London: Rafael Nadal will on Tuesday begin tennis’s most anticipated comeback since Bjorn Borg dusted off his wooden racket in 1991.
After seven months out with a knee injury, Nadal rejoins the tour as the world No. 5, as well as the top seed in low-profile clay court tournaments in Chile, Brazil and Mexico. But how long might it take him to regain his intimidating aura?
According to Andy Murray, we should expect a period of testing out. The rest of the locker room will spend the coming weeks assessing the state of Nadal’s body and mind. Tennis players are like piranhas, and if the French Open champion shows any hint of vulnerability, everyone will soon start to believe that they can emulate Lukas Rosol’s shock win at last year’s Wimbledon.
Asked whether the returning Nadal would still inspire the same sense of awe in lesser-ranked opponents, Murray replied:
“I don’t think straight away. The first weeks and months back, you would think people will be expecting him not to be at his highest level. They will believe they will be able to upset him.
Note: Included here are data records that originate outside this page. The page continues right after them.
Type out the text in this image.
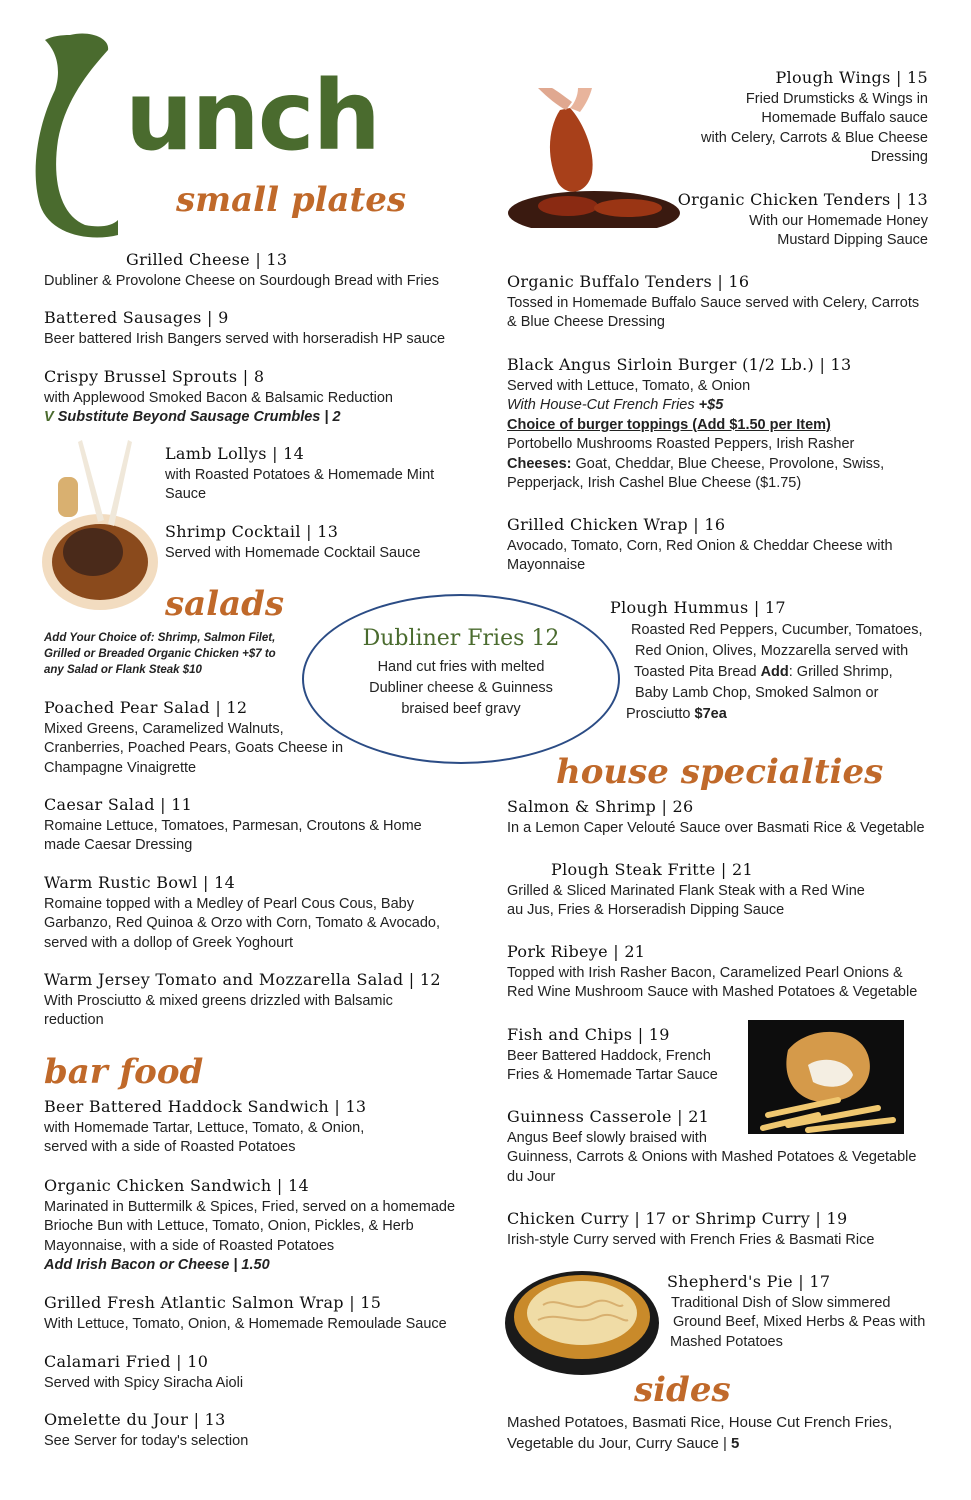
L
unch
small plates
Plough Wings | 15
Fried Drumsticks & Wings in
Homemade Buffalo sauce
with Celery, Carrots & Blue Cheese
Dressing
Organic Chicken Tenders | 13
With our Homemade Honey
Mustard Dipping Sauce
Grilled Cheese | 13
Dubliner & Provolone Cheese on Sourdough Bread with Fries
Battered Sausages | 9
Beer battered Irish Bangers served with horseradish HP sauce
Crispy Brussel Sprouts | 8
with Applewood Smoked Bacon & Balsamic Reduction
V Substitute Beyond Sausage Crumbles | 2
Lamb Lollys | 14
with Roasted Potatoes & Homemade Mint
Sauce
Shrimp Cocktail | 13
Served with Homemade Cocktail Sauce
Organic Buffalo Tenders | 16
Tossed in Homemade Buffalo Sauce served with Celery, Carrots
& Blue Cheese Dressing
Black Angus Sirloin Burger (1/2 Lb.) | 13
Served with Lettuce, Tomato, & Onion
With House-Cut French Fries +$5
Choice of burger toppings (Add $1.50 per Item)
Portobello Mushrooms Roasted Peppers, Irish Rasher
Cheeses: Goat, Cheddar, Blue Cheese, Provolone, Swiss,
Pepperjack, Irish Cashel Blue Cheese ($1.75)
Grilled Chicken Wrap | 16
Avocado, Tomato, Corn, Red Onion & Cheddar Cheese with
Mayonnaise
salads
Add Your Choice of: Shrimp, Salmon Filet,
Grilled or Breaded Organic Chicken +$7 to
any Salad or Flank Steak $10
Dubliner Fries 12
Hand cut fries with melted
Dubliner cheese & Guinness
braised beef gravy
Plough Hummus | 17
Roasted Red Peppers, Cucumber, Tomatoes,
Red Onion, Olives, Mozzarella served with
Toasted Pita Bread Add: Grilled Shrimp,
Baby Lamb Chop, Smoked Salmon or
Prosciutto $7ea
Poached Pear Salad | 12
Mixed Greens, Caramelized Walnuts,
Cranberries, Poached Pears, Goats Cheese in
Champagne Vinaigrette
Caesar Salad | 11
Romaine Lettuce, Tomatoes, Parmesan, Croutons & Home
made Caesar Dressing
Warm Rustic Bowl | 14
Romaine topped with a Medley of Pearl Cous Cous, Baby
Garbanzo, Red Quinoa & Orzo with Corn, Tomato & Avocado,
served with a dollop of Greek Yoghourt
Warm Jersey Tomato and Mozzarella Salad | 12
With Prosciutto & mixed greens drizzled with Balsamic
reduction
house specialties
Salmon & Shrimp | 26
In a Lemon Caper Velouté Sauce over Basmati Rice & Vegetable
Plough Steak Fritte | 21
Grilled & Sliced Marinated Flank Steak with a Red Wine
au Jus, Fries & Horseradish Dipping Sauce
Pork Ribeye | 21
Topped with Irish Rasher Bacon, Caramelized Pearl Onions &
Red Wine Mushroom Sauce with Mashed Potatoes & Vegetable
Fish and Chips | 19
Beer Battered Haddock, French
Fries & Homemade Tartar Sauce
Guinness Casserole | 21
Angus Beef slowly braised with
Guinness, Carrots & Onions with Mashed Potatoes & Vegetable
du Jour
Chicken Curry | 17 or Shrimp Curry | 19
Irish-style Curry served with French Fries & Basmati Rice
Shepherd's Pie | 17
Traditional Dish of Slow simmered
Ground Beef, Mixed Herbs & Peas with
Mashed Potatoes
sides
Mashed Potatoes, Basmati Rice, House Cut French Fries,
Vegetable du Jour, Curry Sauce | 5
bar food
Beer Battered Haddock Sandwich | 13
with Homemade Tartar, Lettuce, Tomato, & Onion,
served with a side of Roasted Potatoes
Organic Chicken Sandwich | 14
Marinated in Buttermilk & Spices, Fried, served on a homemade
Brioche Bun with Lettuce, Tomato, Onion, Pickles, & Herb
Mayonnaise, with a side of Roasted Potatoes
Add Irish Bacon or Cheese | 1.50
Grilled Fresh Atlantic Salmon Wrap | 15
With Lettuce, Tomato, Onion, & Homemade Remoulade Sauce
Calamari Fried | 10
Served with Spicy Siracha Aioli
Omelette du Jour | 13
See Server for today's selection
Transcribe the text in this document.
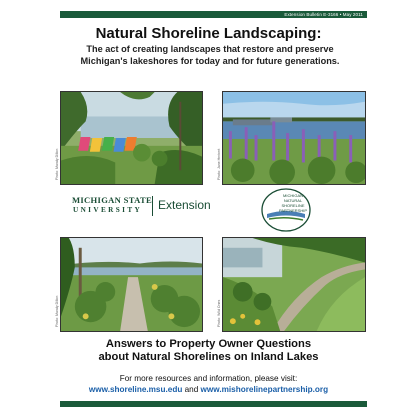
Extension Bulletin E-3166 • May 2011
Natural Shoreline Landscaping:
The act of creating landscapes that restore and preserve
Michigan's lakeshores for today and for future generations.
Photo: Mandy Dillon	Photo: Jane Herbert
MICHIGAN STATE
UNIVERSITY Extension
MICHIGAN
NATURAL
SHORELINE
PARTNERSHIP
Photo: Mandy Dillon	Photo: Wild Ones
Answers to Property Owner Questions
about Natural Shorelines on Inland Lakes
For more resources and information, please visit:
www.shoreline.msu.edu and www.mishorelinepartnership.org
“Over time, aura comes with winning, confidence, people fearing you. If Rafa wins the first two or three tournaments back in South America, that changes and people will be worrying about him getting back to his top form quickly. We will just have to see how he does at the tournaments but he will get it back again. I expect him to stay around the top of the game for a few years for sure.”
Murray and Nadal are old friends and allies off the court, as well as rivals on it. At times their relationship has been so close, and the mutual respect so great, that you wondered if it might create a problem for Murray, who is the junior partner in terms of both age and achievements.
In 2011, for instance, the two faced off in three Grand Slam semi-finals and Nadal won the lot. It is only in his absence that Murray has pushed on to become a grand slam winner and genuinely paid-up member of the ‘Big Four’ (or, at least, ‘Big Three’, as it has been since July last year).
Could 2013, then, represent Murray’s best chance to make an impact at the French Open? It has been his weakest tournament of the four slams, the only one where he has yet to reach a final.
Nadal, meanwhile, has won the event every year since he was 18, with one misfire in 2009 when his knees were playing up and his parents’ marriage was disintegrating.